Hesekiel 21,1-12.17.24

Nov 10

Heutige Bibellese:

Hesekiel 21,6-22,31 / 1.Petrus 3,8-4,6 / Psalm 109,1-31 / Sprüche 27,10


Immer wieder sagen Menschen, die Bibel sei ein schwer verständliches Buch, ein „Buch mit sieben Siegeln“ (Off 5,1). Den gleichen Vorwurf finden wir in V.5: „Redet er [Gott] nicht in Gleichnissen?“ Sicher gibt es in der Bibel Abschnitte, die nicht leicht zu verstehen sind, aber das meiste (und Wichtigste) wird sehr deutlich erklärt. Mark Twain hat diesbezüglich sinngemäß gesagt: „Nicht die Bibelstellen, die ich nicht verstehe, bereiten mir Bauchschmerzen, sondern diejenigen, die ich verstehe.“ Wenn wir alles das umsetzen würden, was wir verstehen, wäre das schon ein großer Fortschritt!
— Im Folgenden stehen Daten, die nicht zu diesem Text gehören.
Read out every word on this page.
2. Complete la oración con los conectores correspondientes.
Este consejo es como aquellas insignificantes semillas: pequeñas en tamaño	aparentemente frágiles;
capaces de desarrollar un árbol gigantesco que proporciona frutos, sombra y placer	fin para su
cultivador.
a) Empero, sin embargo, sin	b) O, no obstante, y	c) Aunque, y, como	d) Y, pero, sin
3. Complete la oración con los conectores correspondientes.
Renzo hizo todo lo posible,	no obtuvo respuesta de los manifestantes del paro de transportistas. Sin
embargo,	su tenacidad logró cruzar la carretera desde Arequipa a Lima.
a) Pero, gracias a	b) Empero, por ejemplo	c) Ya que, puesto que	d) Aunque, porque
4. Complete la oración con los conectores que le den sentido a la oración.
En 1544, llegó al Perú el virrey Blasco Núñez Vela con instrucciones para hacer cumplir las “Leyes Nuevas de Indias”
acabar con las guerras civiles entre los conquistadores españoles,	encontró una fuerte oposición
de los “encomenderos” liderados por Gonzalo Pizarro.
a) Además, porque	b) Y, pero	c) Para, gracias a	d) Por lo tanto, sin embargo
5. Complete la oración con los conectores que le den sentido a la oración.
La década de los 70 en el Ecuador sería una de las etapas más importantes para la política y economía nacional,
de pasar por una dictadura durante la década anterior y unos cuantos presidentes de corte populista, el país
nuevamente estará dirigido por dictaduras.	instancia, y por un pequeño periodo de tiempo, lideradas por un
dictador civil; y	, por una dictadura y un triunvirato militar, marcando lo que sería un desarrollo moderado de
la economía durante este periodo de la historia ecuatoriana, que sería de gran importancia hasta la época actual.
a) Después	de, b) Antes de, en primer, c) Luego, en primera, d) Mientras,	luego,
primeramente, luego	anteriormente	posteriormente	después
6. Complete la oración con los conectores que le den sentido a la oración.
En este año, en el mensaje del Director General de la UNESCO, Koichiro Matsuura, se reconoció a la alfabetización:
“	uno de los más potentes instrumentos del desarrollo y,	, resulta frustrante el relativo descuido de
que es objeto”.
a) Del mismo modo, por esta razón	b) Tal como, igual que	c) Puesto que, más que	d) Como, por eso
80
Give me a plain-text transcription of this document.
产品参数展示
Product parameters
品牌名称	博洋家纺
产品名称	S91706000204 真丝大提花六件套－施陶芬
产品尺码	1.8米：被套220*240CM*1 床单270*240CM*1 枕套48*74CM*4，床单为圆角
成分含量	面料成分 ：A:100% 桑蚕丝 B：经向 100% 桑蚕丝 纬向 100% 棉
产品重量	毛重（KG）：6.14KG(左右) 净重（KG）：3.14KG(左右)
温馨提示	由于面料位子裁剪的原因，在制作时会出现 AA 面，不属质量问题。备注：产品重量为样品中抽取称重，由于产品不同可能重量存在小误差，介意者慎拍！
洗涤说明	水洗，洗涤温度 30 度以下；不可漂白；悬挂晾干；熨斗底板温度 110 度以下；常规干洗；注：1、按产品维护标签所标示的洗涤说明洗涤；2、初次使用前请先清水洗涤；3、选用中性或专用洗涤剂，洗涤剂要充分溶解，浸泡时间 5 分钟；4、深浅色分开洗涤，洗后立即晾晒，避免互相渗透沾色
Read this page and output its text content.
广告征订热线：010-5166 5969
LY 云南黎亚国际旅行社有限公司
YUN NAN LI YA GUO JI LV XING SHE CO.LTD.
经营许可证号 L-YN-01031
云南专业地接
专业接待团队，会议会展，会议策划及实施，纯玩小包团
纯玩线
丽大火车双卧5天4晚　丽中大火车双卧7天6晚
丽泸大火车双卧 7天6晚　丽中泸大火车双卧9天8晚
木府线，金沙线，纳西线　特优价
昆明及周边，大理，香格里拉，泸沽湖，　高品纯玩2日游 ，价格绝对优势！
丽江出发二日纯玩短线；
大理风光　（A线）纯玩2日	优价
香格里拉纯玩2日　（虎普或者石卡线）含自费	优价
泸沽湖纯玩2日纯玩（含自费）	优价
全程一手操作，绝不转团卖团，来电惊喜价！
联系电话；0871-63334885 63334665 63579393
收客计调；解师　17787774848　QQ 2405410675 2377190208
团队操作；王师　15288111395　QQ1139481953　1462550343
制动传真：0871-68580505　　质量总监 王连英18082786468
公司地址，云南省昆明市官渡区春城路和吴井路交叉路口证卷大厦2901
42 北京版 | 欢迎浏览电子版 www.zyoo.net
Auffallend ist, dass die Verse 1-4 und 5-10 einen parallelen Aufbau besitzen, d.h. die Verse 5-10 sind die Erklärung für das Gleichnis von V.1-4.

Die Verse 1 und 6 sind bis aufs Wort identisch. In V.2 erhält Hesekiel die Aufforderung, sein Gesicht nach Süden zu richten, in V.7 (wo er ebenfalls als Menschensohn, d.h. Mensch, angesprochen wird) erfolgt die gleiche Aufforderung, nur wird hier genauer ausgeführt, was mit Süden gemeint ist: Jerusalem. Hesekiel sollte zum Mittag (gemeint sind die Heiligtümer; V.7) reden (wörtlich: herabfließen lassen; der gleiche Ausdruck wird auch in V.7 benutzt). Und er sollte gegen das Gefilde bzw. den Wald des Südlands (den Negev, d.h. den südlichen Teil Israels) weissagen (V.2-3). Die Parallele in V.7-8 zeigt, dass damit ganz Israel gemeint ist. Dieses „pars pro toto“ genannte Stilmittel (ein Teil steht für das ganze) wird in der Poesie häufig benutzt. Es kommt auch im „Vater unser“ in der Bitte um das „tägliche Brot“ vor, in der das Brot für alles zum Leben Notwendige steht. Das Feuer (V.3) steht für das Schwert, d.h. das Gericht, Gottes (V.8). Mit jedem grünen und jedem dürren Baum, den das Feuer verzehren sollte, sind die Gerechten und Ungerechten (bzw. Gottlosen) gemeint. Gott würde in seinem Gerichtshandeln keinen Unterschied mehr zwischen denen, die gut lebten und gottesfürchtig waren und denen, die gottlos lebten, machen. Alle sollten ausgerottet werden – die Flamme würde brennen, bis alles versengt war. Dadurch sollten alle Menschen erkennen, dass der HERR selbst das Feuer angezündet bzw. das Schwert aus seiner Scheide gezogen hatte (V.4.10). Das Schwert Gottes würde, wie V.24 erklärt, das Schwert des Königs von Babel sein.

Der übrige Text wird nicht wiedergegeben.